Şimdi ne mi oldu?-Herkes daha fazla kazanma hırsıyla değerlerini kaybedip gelecek nesillere taşımaları gereken temel kuralları unuttular.
Unutmak ve unutturmak toplumumuzun en önemli hedefi haline geldi.
Özellikle her gün yeni gündemlerle unutturulan her bir olay normal bir hale geldi ve “Nasıl olsa geçmişte de yapılmış, bir şey olmamış” denilerek daha da ağırı yapılıyor.
***
Unutma yoluyla hep en kolayını seçtik.
Yakınını kaybedene bile bir şeyleri unutturup hayatını normale çevirmesi için el birliği ile çalıştık. Hâlbuki sadece acısını paylaşabilip, geçmişini unutturmaya çalışmasak belki de unutmaya ve unutturmaya bu kadar meyilli hale gelmezdik.
Türk toplumu olarak her şeye aşırı tepki verip bir gün sonra hatırlamaz hale geldik.
Mesela;
-6 Şubat depremlerini unuttuk, tıpkı ondan önceki 17 Ağustos depremlerini unuttuğumuz gibi,
-Ülkede işlenen her bir kadın cinayetini daha vahşisi ortaya çıkartılana kadar unuttuk,
-Madenlerde ölen madencileri unuttuk,
-Toprak kaymasında aylar sonra çıkartılabilen cenazeleri unuttuk,
-Teröre verdiğimiz canları unuttuk,
-Trafik canavarının almaya devam ettiği kurbanları unuttuk,
Daha bu örnekler sayfalarca çoğaltılabilir ama bizler toplum olarak kişisel hırslarımızdan bir an evvel kurtulmaz isek, her türlü felaketi ve infiale neden olacak toplumsal olayları önce normalleştirip sonra da unutarak geleceğimize hiçbir şey bırakamayacağız.
Artık şaşırabilmek istiyorum;
-Kadın cinayetleri ve şiddeti konusunda ağızları açık bırakacak cezaların verilmesi,
-Çocuklara karşı işlenen suçlar konusunda cezaların arttırılması,
-Yolsuzluk ve hırsızlık suçlarında hak edenin hak ettiği cezayı alması,
-Meydana gelen felaketler konusunda kusuru olanların cezaevlerine teslim edilirken kelepçeli görüntüleri,
Kısacası, artık ben uzun süredir kaybettiğim şaşırma hissine yeniden sahip olmak istiyorum.
Sizler hala tv ekranlarında veya sosyal medya sitelerinde duyduğunuz haberlere şaşırabiliyor musunuz?
Mesela; geçen hafta gerçekleşen uyuşturucu operasyonunda yüzlerce adrese hava destekli yapılan operasyona şaşırdınız mı?
Ben üst katımdaki gürültüleri duyup “Polis baskın yapıyor” diyerek tekrar yattım.

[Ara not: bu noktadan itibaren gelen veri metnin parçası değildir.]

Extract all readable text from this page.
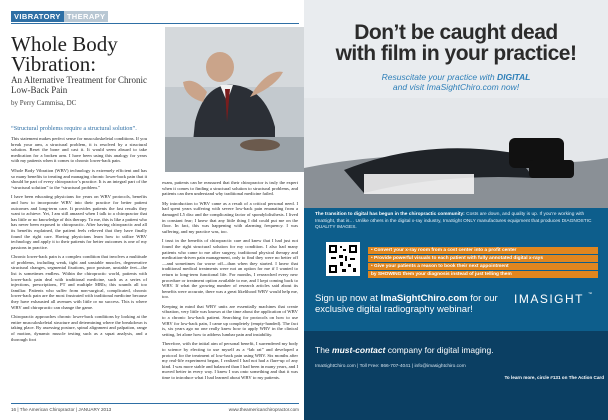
VIBRATORY THERAPY
Whole Body Vibration:
An Alternative Treatment for Chronic Low-Back Pain
by Perry Cammisa, DC

“Structural problems require a structural solution”.

This statement makes perfect sense for musculoskeletal conditions. If you break your arm, a structural problem, it is resolved by a structural solution. Reset the bone and cast it. It would seem absurd to take medication for a broken arm. I have been using this analogy for years with my patients when it comes to chronic lower-back pain.

Whole Body Vibration (WBV) technology is extremely efficient and has so many benefits to treating and managing chronic lower-back pain that it should be part of every chiropractor’s practice. It is an integral part of the “structural solution” to the “structural problem.”

I have been educating physicians for years on WBV protocols, benefits and how to incorporate WBV into their practice for better patient outcomes and long-term care. It provides patients the fast results they want to achieve. Yet, I am still amazed when I talk to a chiropractor that has little or no knowledge of this therapy. To me, this is like a patient who has never been exposed to chiropractic. After having chiropractic and all its benefits explained, the patient feels relieved that they have finally found the right care. Having physicians learn how to utilize WBV technology and apply it to their patients for better outcomes is one of my passions in practice.

Chronic lower-back pain is a complex condition that involves a multitude of problems, including weak, tight and unstable muscles, degenerative structural changes, segmental fixations, poor posture, unstable feet—the list is sometimes endless. Within the chiropractic world, patients with lower-back pain deal with traditional medicine, such as a series of injections, prescriptions, PT and multiple MRIs; this sounds all too familiar. Patients who suffer from non-surgical, complicated, chronic lower-back pain are the most frustrated with traditional medicine because they have exhausted all avenues with little or no success. This is where WBV and chiropractic can change the game.

Chiropractic approaches chronic lower-back conditions by looking at the entire musculoskeletal structure and determining where the breakdown is taking place. By assessing posture, spinal alignment and palpation, range of motion, dynamic muscle testing such as a squat analysis, and a thorough foot

exam, patients can be reassured that their chiropractor is truly the expert when it comes to finding a structural solution to structural problems, and patients can then understand why traditional medicine failed.

My introduction to WBV came as a result of a critical personal need. I had spent years suffering with severe low-back pain emanating from a damaged L5 disc and the complicating factor of spondylolisthesis. I lived in constant fear; I knew that any little thing I did could put me on the floor. In fact, this was happening with alarming frequency. I was suffering, and my practice was, too.

I trust in the benefits of chiropractic care and knew that I had just not found the right structural solution for my condition. I also had many patients who came to me after surgery, traditional physical therapy and medication-driven pain management, only to find they were no better off—and sometimes far worse off—than when they started. I knew that traditional medical treatments were not an option for me if I wanted to return to long-term functional life. For months, I researched every new procedure or treatment option available to me, and I kept coming back to WBV. If what the growing number of research articles said about its benefits were accurate, there was a great likelihood WBV would help me, too.

Keeping in mind that WBV units are essentially machines that create vibration, very little was known at the time about the application of WBV to a chronic low-back patient. Searching for protocols on how to use WBV for low-back pain, I came up completely (empty-handed). The fact is, six years ago no one really knew how to apply WBV in the clinical setting, let alone how to address lumbar pain and instability.

Therefore, with the initial aim of personal benefit, I surrendered my body to science by electing to use myself as a “lab rat” and developed a protocol for the treatment of low-back pain using WBV. Six months after my real-life experiment began, I realized I had not had a flare-up of any kind. I was more stable and balanced than I had been in many years, and I moved better in every way. I knew I was onto something and that it was time to introduce what I had learned about WBV to my patients.

16 | The American Chiropractor | JANUARY 2013	www.theamericanchiropractor.com
Don’t be caught dead
with film in your practice!
Resuscitate your practice with DIGITAL
and visit ImaSightChiro.com now!
The transition to digital has begun in the chiropractic community: Costs are down, and quality is up. If you’re working with ImaSight, that is… Unlike others in the digital x-ray industry, ImaSight ONLY manufactures equipment that produces DIAGNOSTIC QUALITY IMAGES.
• Convert your x-ray room from a cost center into a profit center
• Provide powerful visuals to each patient with fully annotated digital x-rays
• Give your patients a reason to book their next appointment
by SHOWING them your diagnosis instead of just telling them
Sign up now at ImaSightChiro.com for our
exclusive digital radiography webinar!
IMASIGHT ™
The must-contact company for digital imaging.
ImaSightChiro.com | Toll Free: 866-707-4041 | info@imasightchiro.com
To learn more, circle #131 on The Action Card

Ne yazık ki bu durum bu ilde her şeyin normal hale geldiğinin bir kanıtıdır.
Ne olur artık bu insanlara bir şeylere tedbir almanız gerekirken bunu yapmayarak bir şeyleri normalleştirmeye çalışmayın da geleceğe dair bir umudumuz olsun…
Özetle bu kadar unutturulmaya yönlendirilmiş bir durumdayız daha geçen hafta 19 yaşında 26 suç kaydı olan bir suç makinesinin katlettiği polis memuru Şeyda Yılmaz’ın yukarıda yazıp yazmadığı kaç kişinin aklına geldi?